I stared at the engine, uncertain whether he was serious.  He could have been psychotic, or neurotic, one of them, I’m never sure.  He turned towards me, his face now only inches from my own.  I realised he wore spectacles and it struck me as strange that I hadn’t noticed them before.  Underneath his beard his face was tanned, not overly, but he had a weatherworn skin that actively defied any attempt to age him.  There was something, I don’t quite know what, but there was something in his eyes.  Was he mocking me?  I felt uneasy and I realised that he hadn’t blinked.  I don’t know why I noticed that.  Why should I notice that?  He turned back to the engine and pulled enthusiastically at a wire that might just have been very important.
“I don’t know too much about cars,” I said, “but I don’t think you want to go pulling too many of those.”
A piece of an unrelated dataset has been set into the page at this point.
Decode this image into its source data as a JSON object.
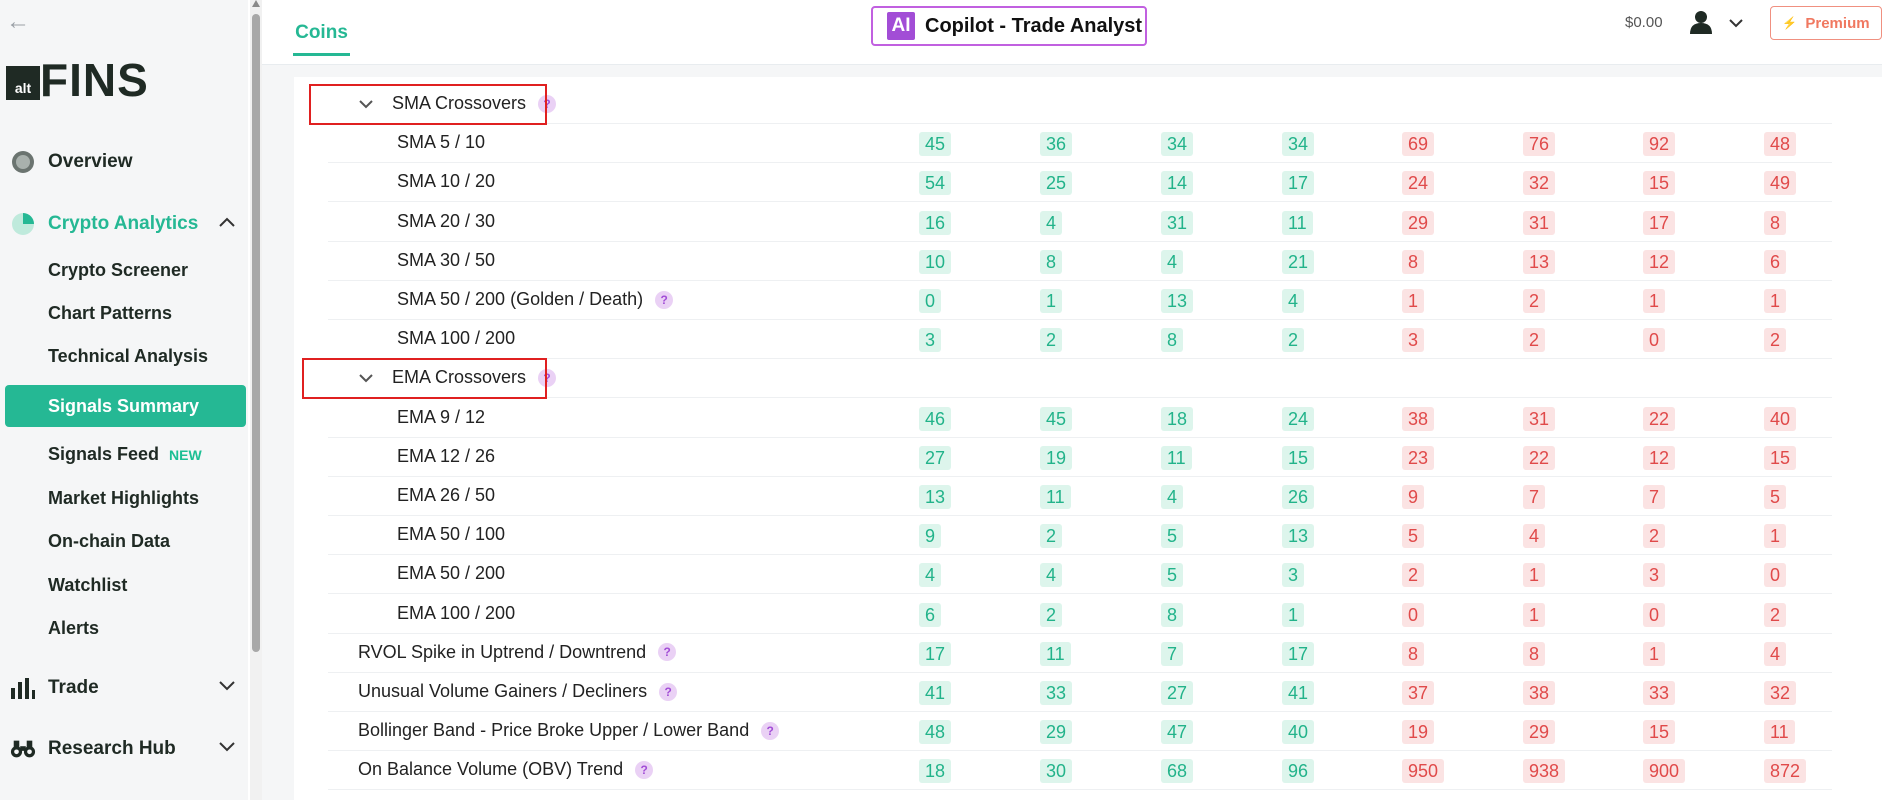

He grinned, suddenly and fleetingly and I wondered whether I had imagined it.
“Don’t worry,” he said, “I know I’ll never find it, but it’s important that they think I’m looking.”
He shook his head in a theatrical way and eased himself upright.  I followed and he closed the bonnet.
“I don’t drive as much as I used to.  Don’t seem to have much of a place to go these days.”  We lapsed into silence again.
“Well,” he said, wiping his hands on his trousers.
“Yes,” I said.  “Well…”
He held out his hand and I shook it.  “Better be going, I suppose,” he said.
“You have oil on your nose.”  I pointed and he wiped across his face with his sleeve.  The oil spread further, the stain became paler. 
“OK?” he said.
“OK.”
I continued on my way and he wandered off across the road ahead, when a thought struck me.
“Your car,” I shouted after him.
“My car?”
“Your car, you haven’t locked it.”
I could see the amusement bubbling across his face as he slowly turned away.  “Don’t worry,” he said.  “It’s not my car.”